Uploaded on Aug 11, 2007
Tank Man, or the Unknown Rebel, is the nickname of an anonymous man who became internationally famous when he was videotaped and photographed during the Tiananmen Square protests on 5 June 1989. Several photographs were taken of the man, who stood in front of a column of Chinese Type 59 tanks, preventing their advance. The most widely reproduced version of the photograph was taken by Jeff Widener (Associated Press), from the sixth floor of the Beijing Hotel, about half a mile (800 m) away, through a 400 mm lens.

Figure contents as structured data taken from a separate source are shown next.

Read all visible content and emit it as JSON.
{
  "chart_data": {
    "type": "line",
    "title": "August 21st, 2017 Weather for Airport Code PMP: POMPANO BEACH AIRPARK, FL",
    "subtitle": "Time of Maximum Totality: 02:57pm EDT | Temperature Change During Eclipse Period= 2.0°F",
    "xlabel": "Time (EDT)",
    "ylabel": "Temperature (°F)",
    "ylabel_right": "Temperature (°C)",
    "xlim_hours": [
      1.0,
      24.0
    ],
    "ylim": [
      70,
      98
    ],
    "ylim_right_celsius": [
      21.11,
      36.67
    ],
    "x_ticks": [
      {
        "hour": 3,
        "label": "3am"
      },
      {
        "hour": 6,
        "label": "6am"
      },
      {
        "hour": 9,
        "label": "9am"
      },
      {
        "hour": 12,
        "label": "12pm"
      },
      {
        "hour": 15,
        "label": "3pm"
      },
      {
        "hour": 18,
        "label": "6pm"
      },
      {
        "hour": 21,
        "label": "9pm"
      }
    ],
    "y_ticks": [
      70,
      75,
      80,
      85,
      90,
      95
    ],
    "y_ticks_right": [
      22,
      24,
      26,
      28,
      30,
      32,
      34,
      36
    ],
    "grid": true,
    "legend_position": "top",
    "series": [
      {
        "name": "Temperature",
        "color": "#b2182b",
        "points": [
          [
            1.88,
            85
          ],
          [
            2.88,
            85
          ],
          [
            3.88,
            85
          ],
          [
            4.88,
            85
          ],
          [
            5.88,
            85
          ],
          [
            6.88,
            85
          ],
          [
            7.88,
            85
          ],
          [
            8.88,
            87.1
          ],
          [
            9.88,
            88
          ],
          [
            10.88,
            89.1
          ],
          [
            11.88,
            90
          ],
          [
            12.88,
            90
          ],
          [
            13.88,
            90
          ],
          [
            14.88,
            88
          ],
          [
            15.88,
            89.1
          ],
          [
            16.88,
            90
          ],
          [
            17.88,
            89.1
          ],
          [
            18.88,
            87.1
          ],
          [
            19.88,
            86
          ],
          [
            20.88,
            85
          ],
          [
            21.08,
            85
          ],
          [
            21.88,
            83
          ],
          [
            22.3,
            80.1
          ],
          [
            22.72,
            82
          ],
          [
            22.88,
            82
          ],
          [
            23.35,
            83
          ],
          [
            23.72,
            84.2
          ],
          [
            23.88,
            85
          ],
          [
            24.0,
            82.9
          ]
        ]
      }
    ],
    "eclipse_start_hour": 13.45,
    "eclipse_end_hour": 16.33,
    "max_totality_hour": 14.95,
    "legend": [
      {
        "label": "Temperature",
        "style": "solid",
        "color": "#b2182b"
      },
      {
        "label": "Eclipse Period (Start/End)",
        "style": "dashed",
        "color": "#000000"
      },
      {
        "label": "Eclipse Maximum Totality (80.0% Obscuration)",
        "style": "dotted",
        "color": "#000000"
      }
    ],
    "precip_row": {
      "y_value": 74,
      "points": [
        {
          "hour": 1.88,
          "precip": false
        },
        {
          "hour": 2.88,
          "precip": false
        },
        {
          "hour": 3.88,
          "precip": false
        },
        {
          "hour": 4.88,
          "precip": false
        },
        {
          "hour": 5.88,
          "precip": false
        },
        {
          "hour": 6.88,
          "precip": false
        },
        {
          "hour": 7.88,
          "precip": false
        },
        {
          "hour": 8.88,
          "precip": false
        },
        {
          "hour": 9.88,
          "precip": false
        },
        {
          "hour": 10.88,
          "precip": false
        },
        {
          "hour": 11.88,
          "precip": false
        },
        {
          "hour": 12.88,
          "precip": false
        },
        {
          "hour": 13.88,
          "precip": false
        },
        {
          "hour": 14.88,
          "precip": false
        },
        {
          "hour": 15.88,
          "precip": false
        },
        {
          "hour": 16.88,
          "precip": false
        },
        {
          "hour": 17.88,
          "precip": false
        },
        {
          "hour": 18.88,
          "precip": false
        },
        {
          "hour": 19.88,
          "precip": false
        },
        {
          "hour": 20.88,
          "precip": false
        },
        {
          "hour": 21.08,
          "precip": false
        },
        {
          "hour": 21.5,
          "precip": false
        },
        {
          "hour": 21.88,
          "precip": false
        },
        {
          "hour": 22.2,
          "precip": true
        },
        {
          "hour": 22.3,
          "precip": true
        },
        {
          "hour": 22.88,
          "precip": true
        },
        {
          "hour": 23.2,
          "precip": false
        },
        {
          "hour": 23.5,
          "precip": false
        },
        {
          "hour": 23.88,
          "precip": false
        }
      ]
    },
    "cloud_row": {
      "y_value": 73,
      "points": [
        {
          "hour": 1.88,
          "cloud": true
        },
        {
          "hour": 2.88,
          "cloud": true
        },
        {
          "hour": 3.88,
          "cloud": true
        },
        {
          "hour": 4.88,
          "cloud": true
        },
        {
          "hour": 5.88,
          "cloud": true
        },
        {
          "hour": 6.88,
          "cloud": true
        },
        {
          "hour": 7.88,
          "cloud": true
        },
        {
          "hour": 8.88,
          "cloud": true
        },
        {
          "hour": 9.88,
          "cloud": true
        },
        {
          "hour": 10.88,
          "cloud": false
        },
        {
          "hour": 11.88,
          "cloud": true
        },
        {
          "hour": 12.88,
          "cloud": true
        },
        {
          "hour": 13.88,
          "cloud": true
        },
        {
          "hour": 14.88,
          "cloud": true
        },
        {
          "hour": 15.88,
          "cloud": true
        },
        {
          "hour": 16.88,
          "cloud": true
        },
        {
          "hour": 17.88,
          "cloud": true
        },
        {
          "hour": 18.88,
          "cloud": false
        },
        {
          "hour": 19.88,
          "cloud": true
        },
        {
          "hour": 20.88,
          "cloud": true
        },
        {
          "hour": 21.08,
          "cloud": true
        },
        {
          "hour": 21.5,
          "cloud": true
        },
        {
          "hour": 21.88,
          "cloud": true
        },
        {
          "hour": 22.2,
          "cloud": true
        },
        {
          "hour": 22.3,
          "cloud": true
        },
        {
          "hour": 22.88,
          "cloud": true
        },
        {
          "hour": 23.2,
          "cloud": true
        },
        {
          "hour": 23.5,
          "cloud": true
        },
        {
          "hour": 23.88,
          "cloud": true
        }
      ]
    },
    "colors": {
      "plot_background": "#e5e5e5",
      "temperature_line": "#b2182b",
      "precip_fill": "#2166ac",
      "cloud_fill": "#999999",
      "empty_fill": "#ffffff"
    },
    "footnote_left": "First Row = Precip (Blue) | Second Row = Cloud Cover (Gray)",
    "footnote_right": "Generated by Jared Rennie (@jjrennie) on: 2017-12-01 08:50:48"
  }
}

Another version was taken by photographer Stuart Franklin of Magnum Photos. His photograph has a wider field of view than Widener's picture, showing more tanks in front of the man. Franklin subsequently won a World Press Award for the photograph. It was featured in LIFE magazine's "100 Photos that Changed the World" in 2003. Variations of the image were also recorded by CNN and BBC film crews, on videotape, and were transmitted across the world.
The still and motion photography of the man standing alone before a line of tanks reached international audiences practically overnight. It headlined hundreds of major newspapers and news magazines and was the lead story on countless news broadcasts around the world. In April 1998, the United States magazine TIME included the "Unknown Rebel" in its 100 most influential people of the 20th century.
The incident took place just a minute away from Tiananmen on Chang'an Avenue, which leads into the Forbidden City, Beijing, on June 5, 1989, the day after the Chinese government began cracking down violently on the protests. The man stood alone in the middle of the road as the tanks approached. He held two bags, one in each hand. As the tanks came to a stop, he appeared to be trying to wave them away. In response, the front tank attempted to drive around the man, but the man repeatedly stepped into the path of the tank in a show of nonviolent action. By looking at these two photographs and using the painted road lines as a reference, it is evident that the tank has moved forward. After blocking the tanks, the man climbed up onto the top of the lead tank and had a conversation with the driver. Reports of what he said to the driver vary, including "Why are you here? My city is in chaos because of you"; "Go back, turn around, and stop killing my people"; and "Go away." Video footage shows that anxious onlookers then pulled the man away and absorbed him into the crowd and the tanks continued on their way.
Little is publicly known of the man's identity. Shortly after the incident, British tabloid the Sunday Express named him as Wang Weilin, a 19-year-old student; however, the veracity of this claim is dubious. Numerous rumours have sprung up as to the man's identity and current whereabouts, but none are backed by hard evidence.
There are several conflicting stories about what happened to him after the demonstration. In a speech to the President's Club in 1999, Bruce Herschensohn — former deputy special assistant to President of the United States Richard Nixon — reported that he was executed 14 days later; other sources say he was killed by firing squad a few months after the Tiananmen Square protests. In Red China Blues: My Long March from Mao to Now, Jan Wong writes that the man is still alive and is hiding in mainland China.
An eyewitness account of the event published in October 2005 by Charlie Cole, a contract photographer for Newsweek magazine at the time, states that the man was arrested on the spot by the Public Security Bureau.
The People's Republic of China government made few statements about the incident or the person involved. In a 1990 interview with Barbara Walters, then-CCP General Secretary Jiang Zemin was asked what became of the man. Jiang replied "I think never killed."
A June 2006 article in the Hong Kong Apple Daily stated that the man is now residing in Taiwan.